Bernie Sanders (I-VT) talked about the risk of Greenland’s ice sheet “being lost.” Barbara Mikulski (D-MD) said “melting Greenland ice would cause a 23‐foot rise in sea levels worldwide.” Bob Corker (R-TN) was more circumspect, saying only that “we’re digging in to understand this issue.”
Sanders’ and Mikulski’s statements are reminiscent of Al Gore’s movie, An Inconvenient Truth, which contains a montage showing much of Florida disappearing as Greenland melts away. This wacko scenario has never enjoyed much respect from the broad scientific community, and newly published research casts even more doubt on it.
Nonetheless, this climatological legend continues to beget junkets, and serve as the basis for carbon dioxide‐reduction bills, currently before congressional committees, just as scary as Gore’s flick.
Take Senator Dick Durbin (D-IL)‘s “Global Climate Change Security Oversight Act.” It cites a United Nations Intergovernmental Panel on Climate Change projection that if, as is commonly projected, the earth’s mean surface temperature rises an additional 2–5 degrees F by 2100, the melting of Greenland will cause a sea‐level rise of 6.5 to 13 feet.
The IPCC makes no such forecast whatsoever. On page 820 of its spanking‐new compendium on climate change, it projects that the melting of Greenland will cause a rise in sea levels of between half an inch and 4.5 inches by 2100. If there were any acceleration of ice loss under a Gore‐like scenario, the IPCC says there could be an additional sea‐level rise of 8 inches.
Similarly, Senator John Kerry (D-MA) and Rep. Henry Waxman (D-CA), both find that “Risks associated with an additional temperature increase [of 1.8 degrees F] are grave, including the disintegration of the Greenland Ice Sheet.”
James Hansen, NASA’s chief climate modeler, espoused this scenario in a sworn deposition last year, but when asked whether he could cite a single scientist who agreed with him, he named no one.
And yet that gruesome scene is bullying Congress into passing hasty, ill‐conceived policies on climate change.
In fact, the UN Intergovernmental Panel on Climate Change even lowered its estimate of maximum likely sea‐level rise for this century. The range used to be from 5 to 27 inches, but in the final version of its most recent climate compendium, the top figure is down to 19 inches. Those estimates assume that carbon dioxide emissions continue to rise at the average rate projected by a large number of future simulations.

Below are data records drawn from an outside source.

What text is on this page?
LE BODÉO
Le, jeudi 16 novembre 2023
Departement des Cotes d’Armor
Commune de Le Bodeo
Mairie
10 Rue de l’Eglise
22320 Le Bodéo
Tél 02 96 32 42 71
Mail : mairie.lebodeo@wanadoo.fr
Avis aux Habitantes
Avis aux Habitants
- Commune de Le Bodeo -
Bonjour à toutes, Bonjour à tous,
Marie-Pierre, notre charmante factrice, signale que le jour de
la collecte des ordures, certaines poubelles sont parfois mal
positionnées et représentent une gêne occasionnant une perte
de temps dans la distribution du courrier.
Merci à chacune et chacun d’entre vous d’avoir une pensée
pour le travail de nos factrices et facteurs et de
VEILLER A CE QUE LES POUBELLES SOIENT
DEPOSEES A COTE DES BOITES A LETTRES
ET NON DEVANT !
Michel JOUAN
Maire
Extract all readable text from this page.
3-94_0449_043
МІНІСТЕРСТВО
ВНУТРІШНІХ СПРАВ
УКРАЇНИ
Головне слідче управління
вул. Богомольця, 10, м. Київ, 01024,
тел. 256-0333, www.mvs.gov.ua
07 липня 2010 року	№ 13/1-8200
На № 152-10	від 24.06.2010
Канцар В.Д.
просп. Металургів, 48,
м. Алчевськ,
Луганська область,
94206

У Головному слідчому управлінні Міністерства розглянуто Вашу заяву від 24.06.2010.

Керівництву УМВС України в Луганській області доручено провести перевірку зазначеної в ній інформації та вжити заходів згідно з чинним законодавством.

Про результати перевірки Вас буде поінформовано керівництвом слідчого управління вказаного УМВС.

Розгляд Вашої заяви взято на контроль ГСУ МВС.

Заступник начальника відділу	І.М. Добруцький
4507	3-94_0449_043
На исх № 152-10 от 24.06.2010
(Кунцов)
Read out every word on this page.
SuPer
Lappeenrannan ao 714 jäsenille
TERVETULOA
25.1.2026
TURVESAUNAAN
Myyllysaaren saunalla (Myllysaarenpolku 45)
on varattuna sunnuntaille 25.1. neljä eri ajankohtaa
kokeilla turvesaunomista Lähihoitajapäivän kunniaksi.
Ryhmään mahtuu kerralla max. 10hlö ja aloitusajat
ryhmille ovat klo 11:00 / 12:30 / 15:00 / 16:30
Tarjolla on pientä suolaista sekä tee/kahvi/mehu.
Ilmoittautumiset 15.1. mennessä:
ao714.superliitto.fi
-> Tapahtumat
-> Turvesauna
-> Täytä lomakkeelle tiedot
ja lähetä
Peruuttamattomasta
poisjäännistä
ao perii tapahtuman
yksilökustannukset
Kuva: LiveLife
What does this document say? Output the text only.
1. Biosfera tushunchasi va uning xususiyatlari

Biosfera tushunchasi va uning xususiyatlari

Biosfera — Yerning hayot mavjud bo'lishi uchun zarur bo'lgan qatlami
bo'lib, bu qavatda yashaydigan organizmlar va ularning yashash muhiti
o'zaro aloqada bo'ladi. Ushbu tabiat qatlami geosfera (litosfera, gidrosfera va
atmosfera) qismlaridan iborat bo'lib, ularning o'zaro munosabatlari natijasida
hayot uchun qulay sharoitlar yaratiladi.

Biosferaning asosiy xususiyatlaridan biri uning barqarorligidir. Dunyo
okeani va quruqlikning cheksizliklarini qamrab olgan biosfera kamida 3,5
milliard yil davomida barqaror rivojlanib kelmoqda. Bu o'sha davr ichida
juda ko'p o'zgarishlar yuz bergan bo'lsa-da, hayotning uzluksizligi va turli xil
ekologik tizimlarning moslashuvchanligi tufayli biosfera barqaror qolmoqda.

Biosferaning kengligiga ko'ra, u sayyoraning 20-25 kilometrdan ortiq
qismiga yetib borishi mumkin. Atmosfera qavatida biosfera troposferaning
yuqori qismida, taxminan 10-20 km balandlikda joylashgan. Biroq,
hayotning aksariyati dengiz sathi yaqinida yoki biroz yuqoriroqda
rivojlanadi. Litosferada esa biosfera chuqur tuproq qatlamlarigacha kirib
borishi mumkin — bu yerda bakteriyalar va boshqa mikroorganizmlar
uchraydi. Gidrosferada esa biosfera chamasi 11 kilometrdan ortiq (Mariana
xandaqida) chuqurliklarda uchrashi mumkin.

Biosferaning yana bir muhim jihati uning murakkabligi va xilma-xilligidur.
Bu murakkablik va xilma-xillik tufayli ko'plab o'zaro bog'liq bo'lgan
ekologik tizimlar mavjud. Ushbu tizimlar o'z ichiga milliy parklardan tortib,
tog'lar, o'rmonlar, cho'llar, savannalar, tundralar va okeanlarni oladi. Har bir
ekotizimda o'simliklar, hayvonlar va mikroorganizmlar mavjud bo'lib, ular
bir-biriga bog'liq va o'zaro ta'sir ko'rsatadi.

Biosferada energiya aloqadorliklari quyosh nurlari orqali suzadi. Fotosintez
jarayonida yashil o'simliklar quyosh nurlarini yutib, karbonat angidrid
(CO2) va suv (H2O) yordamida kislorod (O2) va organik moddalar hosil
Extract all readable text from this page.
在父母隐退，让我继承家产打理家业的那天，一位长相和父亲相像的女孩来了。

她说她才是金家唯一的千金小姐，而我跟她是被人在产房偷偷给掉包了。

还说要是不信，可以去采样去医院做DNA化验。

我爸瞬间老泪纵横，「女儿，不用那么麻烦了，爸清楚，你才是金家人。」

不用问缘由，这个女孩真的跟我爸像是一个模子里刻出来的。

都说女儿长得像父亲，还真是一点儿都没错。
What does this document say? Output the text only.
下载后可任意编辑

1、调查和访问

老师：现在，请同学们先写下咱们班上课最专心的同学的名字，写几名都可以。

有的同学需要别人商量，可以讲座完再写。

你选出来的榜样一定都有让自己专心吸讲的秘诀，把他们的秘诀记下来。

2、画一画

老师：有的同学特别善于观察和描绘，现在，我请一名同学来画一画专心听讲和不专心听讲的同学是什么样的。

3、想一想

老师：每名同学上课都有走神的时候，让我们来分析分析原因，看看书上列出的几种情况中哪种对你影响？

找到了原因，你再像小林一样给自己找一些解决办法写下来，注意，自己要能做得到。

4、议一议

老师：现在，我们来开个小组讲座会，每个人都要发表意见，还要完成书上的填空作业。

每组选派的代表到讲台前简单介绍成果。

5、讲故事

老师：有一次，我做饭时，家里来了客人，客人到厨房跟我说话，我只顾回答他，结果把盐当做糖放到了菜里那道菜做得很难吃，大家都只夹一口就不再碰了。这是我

The IPCC is very circumspect about its sea‐level rise projections. “Models used to date do not include uncertainties in the climate‐carbon cycle feedback nor do they include the full effects of changes in ice sheet flow, because a basis in published literature is lacking,” it reports. “The projections include a contribution due to increased ice flow from Greenland and Antarctica at the rates observed for 1993 to 2003, but these flow rates could increase or decrease in the future [emphases added].
The most recent research certainly bears out the UN’s caution. Writing in Science last month, Eske Willerslev of the University of Copenhagen and several colleagues demonstrated that there was still ice in south‐central Greenland during the height of the last interglacial (warm) period, between 116,000 and 130,000 years ago.
During this period, Greenland’s temperatures were about 9 degrees F higher than they’ll get in the next century. Given that Greenland maintained this temperature for 15,000 years, how can one ever support the notion that less than 2 degrees of warming will cause it to lose most of its ice?
Speaking scientific reserve, Willerslev said his work “suggests a problem with the models” predicting a massive loss of Greenland’s ice.
Indeed. But even those models take about 800 years or so for Greenland to lose half of its ice, not a mere century. They assume that human activity will somehow quadruple the amount of carbon dioxide in the air, and keep it at that concentration for a millennium. The actual increase, to date, has been 36%. It’s a little cheeky, to say the least, to assume that in the year 2500 we will be burning fossil fuels at a rate several times greater than we are now.
Another corollary to the current Greenland hysteria is that once it loses its ice, it will never get it back. Willerslev and his colleagues hit that one out of the park. They found that in a previous non‐glacial period — around 500,000 years or so ago — southern Greenland looked a lot like New England, complete with trees and forests found there today. But the ice obviously came back.
One can only hope that these new findings will compel Congress to cool it on global warming. These are reassuring, rather than inconvenient, truths.